Die Vereinigten Staaten sind eine der wenigen entwickelten Volkswirtschaften, in denen es keine landesweite gesetzliche Verpflichtung für bezahlten Krankenurlaub gibt. Eine Studie des National Bureau of Economic Research aus dem Jahr 2014 ergab, dass Europäer zwei- bis dreimal mehr Krankheitstage nehmen als Amerikaner. Vielleicht ist es ein Zeichen der amerikanischen Abneigung gegen Ruhe und Rekonvaleszenz, aber es müssen Tausende von Amerikanern geben, die sich zwingen, zur Arbeit zu gehen, obwohl es ihnen nicht gut geht.

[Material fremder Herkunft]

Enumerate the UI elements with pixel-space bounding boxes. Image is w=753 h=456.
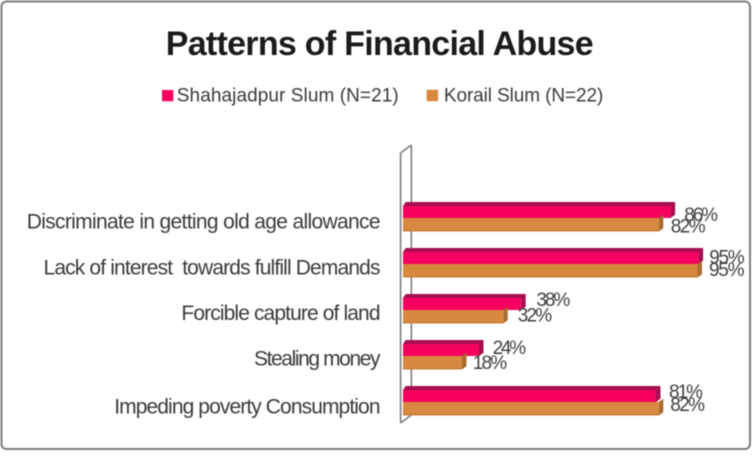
svg-text:32%: 32% xyxy=(518,306,552,327)
svg-text:82%: 82% xyxy=(670,395,705,416)
svg-text:Impeding poverty Consumption: Impeding poverty Consumption xyxy=(114,396,380,419)
svg-text:Lack of interest towards fulf: Lack of interest towards fulfill Demands xyxy=(44,256,381,279)
svg-text:38%: 38% xyxy=(536,290,570,311)
svg-text:86%: 86% xyxy=(684,205,718,226)
svg-text:18%: 18% xyxy=(473,353,508,374)
svg-text:82%: 82% xyxy=(671,216,706,237)
svg-text:Stealing money: Stealing money xyxy=(254,348,381,371)
svg-text:Korail Slum (N=22): Korail Slum (N=22) xyxy=(444,85,603,106)
svg-text:Shahajadpur Slum (N=21): Shahajadpur Slum (N=21) xyxy=(177,85,399,106)
svg-text:Forcible capture of land: Forcible capture of land xyxy=(181,302,380,325)
svg-text:81%: 81% xyxy=(669,382,703,403)
svg-text:Discriminate in getting old ag: Discriminate in getting old age allowanc… xyxy=(27,211,381,234)
svg-text:24%: 24% xyxy=(493,338,527,359)
svg-text:95%: 95% xyxy=(709,260,745,281)
svg-text:95%: 95% xyxy=(709,247,744,268)
svg-text:Patterns of Financial Abuse: Patterns of Financial Abuse xyxy=(166,25,594,63)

Der Druck, maximal produktiv zu sein, wird früh gelernt, und es kann eine Herausforderung sein, vererbte Vorstellungen davon aufzulösen, was ein erfolgreiches Leben ausmacht. Aber wenn wir diese Ideen nicht modifizieren, werden wir wahrscheinlich keine Zeit für die Genesung finden oder den Wert von Ruhe und Rekonvaleszenz verstehen. Rekonvaleszenz braucht Zeit, und während der Wert, den wir dieser Zeit beimessen, letztendlich von dem abhängt, was unsere Politiker unterstützen werden, sind wir besser darin, Leistungen zu gewähren als früher. In den USA hat sich die Zeit, die wir uns von der Arbeit freinehmen, seit Anfang des 20. Jahrhunderts ausgeweitet. Aber es gibt noch einen weiten Weg zu gehen, um ein unterstützendes soziales Sicherheitsnetz zu schaffen, das es jedem ermöglicht, nach besten Kräften zu genesen.

Drei Jahrzehnte medizinischer Praxis haben mir einige Prinzipien vermittelt, die meinen Patienten durch die beängstigende Landschaft von Krankheit geholfen haben – ein Ort, den wir alle früher oder später besuchen. Es ist hilfreich, einen Arzt zu finden, dem man vertrauen kann, aber man sollte auch sein eigener bester Arzt sein: Medikamente sind das Geringste bei der Heilung, und es gibt viele Arten von Therapien, von denen ich gesehen habe, dass sie das Leben meiner Patienten verwandelt haben – Singen, Spazierengehen, Essen, Tanzen oder im Sonnenschein mit einem geliebten Haustier sitzen. Gesundheit ist ein Gleichgewicht, kein Ziel: Unsere Körper sind Teil der Natur, und Ärzte und Krankenschwestern sind eher Gärtner als Mechaniker. Selbstmitgefühl ist eine sehr unterschätzte Tugend, und es zahlt sich aus, freundlich zu uns selbst zu sein, sich daran zu erinnern, dass Vorstellungen und Erwartungen an Krankheit genauso mächtig sein können wie Medikamente und Gifte. Und bei all ihren Irritationen, Frustrationen und Demütigungen kann Krankheit uns allen etwas Wertvolles lehren, selbst wenn dieses Etwas nur ist, Gesundheit zu schätzen, wenn wir sie spüren oder bei anderen sehen. Von Zeit zu Zeit müssen wir alle die Kunst der Rekonvaleszenz erlernen.